This is code for ALU that does addition and multiplication only. An addition is handled in same clock cycle but the multiplication result has to be delayed by 3 clock cycles.
module my_addmul(
//control signals
input i_clk,
input i_rst,
input i_en,
//add=01, mul=10
input [1:0] i_op,
//input and output registers
input [31:0] i_A,
input [31:0] i_B,
output [31:0] o_D,
//to signal if output is valid
output o_done
);
//registers to save output
reg [31:0] r_D;
reg [63:0] r_mul;//(*keep="true"*)
reg r_mul_done;
reg r_mul_done2;
reg r_done;
//updating outputs
assign o_D = r_D;
assign o_done = r_done;
always @ (posedge i_clk)
begin
r_done <= 0;
r_mul_done <= 0;
if (i_rst) begin
r_D <= 0;
r_mul <= 0;
r_mul_done <= 0;
r_mul_done2 <= 0;
end else if (i_clk == 1) begin
if (i_en == 1) begin
//addition - assignment directly to OP registers
if (i_op == 01) begin
r_done <= 1;
r_D <= i_A + i_B;
//multiplication - indirect assignment to OP registers
end else if (i_op == 2'b10) begin
r_mul <= i_A * i_B;
r_mul_done <= 1;
end
end
//1-clock cycle delay
r_mul_done2 <= (r_mul_done == 1) ? 1 : 0;
//updating outputs in the 3rd cycle
if (r_mul_done2 == 1) begin
r_D <= r_mul[31:0];
r_done <= 1;
end
end
end
endmodule
The problem is that if the keep
attribute is not used, the r_mul
register that stores the multiplication output until 3rd clock cycle is optimised out. I read on the problem and realised that Vivado is thinking like this: "If the multiplication happens every clock cycle, the r_mul
is over-written before it is sent to output. Therefore, it is a register being written but not read, Lets remove it!" Since I insert the 3 clock cycle wait in test bench, the simulation result is always accurate. I want to know what is the "Proper" way of doing this so I don't have to use the keep
attribute. It is an ok solution but I think useful techniques should be learned so hacks don't have to be used. Any ideas or discussion welcome.

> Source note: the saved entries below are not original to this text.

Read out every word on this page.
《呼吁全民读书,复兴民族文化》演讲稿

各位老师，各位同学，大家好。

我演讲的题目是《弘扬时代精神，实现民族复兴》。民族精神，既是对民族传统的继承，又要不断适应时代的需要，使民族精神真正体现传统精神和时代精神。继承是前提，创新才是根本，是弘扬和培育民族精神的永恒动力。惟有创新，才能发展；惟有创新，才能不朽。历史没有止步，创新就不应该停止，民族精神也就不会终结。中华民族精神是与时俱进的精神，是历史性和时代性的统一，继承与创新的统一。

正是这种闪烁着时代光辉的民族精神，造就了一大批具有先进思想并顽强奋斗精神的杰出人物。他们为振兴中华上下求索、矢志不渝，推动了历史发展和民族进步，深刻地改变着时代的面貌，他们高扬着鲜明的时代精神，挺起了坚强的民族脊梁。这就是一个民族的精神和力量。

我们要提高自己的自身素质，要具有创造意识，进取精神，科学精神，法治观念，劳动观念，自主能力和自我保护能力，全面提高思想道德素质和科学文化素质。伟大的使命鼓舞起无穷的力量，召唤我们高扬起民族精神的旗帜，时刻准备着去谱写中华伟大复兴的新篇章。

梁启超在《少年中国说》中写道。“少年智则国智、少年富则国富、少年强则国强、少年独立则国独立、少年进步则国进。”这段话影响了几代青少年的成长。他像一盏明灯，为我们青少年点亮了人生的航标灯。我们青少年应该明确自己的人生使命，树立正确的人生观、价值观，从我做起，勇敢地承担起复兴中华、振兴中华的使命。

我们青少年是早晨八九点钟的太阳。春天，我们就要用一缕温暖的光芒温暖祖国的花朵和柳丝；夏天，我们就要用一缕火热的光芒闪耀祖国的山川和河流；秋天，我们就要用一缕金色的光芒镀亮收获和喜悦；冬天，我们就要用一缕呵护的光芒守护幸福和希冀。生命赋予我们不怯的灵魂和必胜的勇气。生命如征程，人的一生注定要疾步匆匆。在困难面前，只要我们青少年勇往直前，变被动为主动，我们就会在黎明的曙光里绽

If I want to delay a signal, I'd probably insert flops for that. You can probably flop your mul_output
like the way you do for the mul_done
signal. Also, it is better to have different always
blocks for doing the same. You can check the code below but it might be buggy since I haven't simulated/synthesized it -
module my_addmul(
//control signals
input i_clk,
input i_rst,
input i_en,
//add=01, mul=10
input [1:0] i_op,
//input and output registers
input [31:0] i_A,
input [31:0] i_B,
output [31:0] o_D,
//to signal if output is valid
output o_done
);
//registers to save output
reg [31:0] r_D;
reg [63:0] r_mul;//(*keep="true"*)
reg r_mul_1;
reg r_mul_2;
reg r_mul_done;
reg r_mul_done2;
reg r_done;
//updating outputs
assign o_D = r_D;
assign o_done = r_done;
always @ (posedge i_clk)
begin
r_done <= 0;
r_mul_done <= 0;
if (i_rst) begin
r_D <= 0;
r_mul <= 0;
r_mul_done <= 0;
r_mul_done2 <= 0;
end else if (i_clk == 1) begin
if (i_en == 1) begin
//addition - assignment directly to OP registers
if (i_op == 01) begin
r_done <= 1;
r_D <= i_A + i_B;
//multiplication - indirect assignment to OP registers
end else if (i_op == 2'b10) begin
r_mul <= i_A * i_B;
r_mul_done <= 1;
end
end
end
end
always @ (posedge i_clk)
begin
if (i_rst)
begin
r_mul_1 <= 0;
r_mul_done2 <= 0;
end
else
begin
r_mul_1 <= r_mul;
r_mul_done2 <= r_mul_done;
end
end
always @ (posedge i_clk)
begin
if (i_rst)
begin
r_D <= 0;
r_done <= 0;
end
else
begin
r_D <= r_mul_1;
r_done <= r_mul_done2;
end
end
endmodule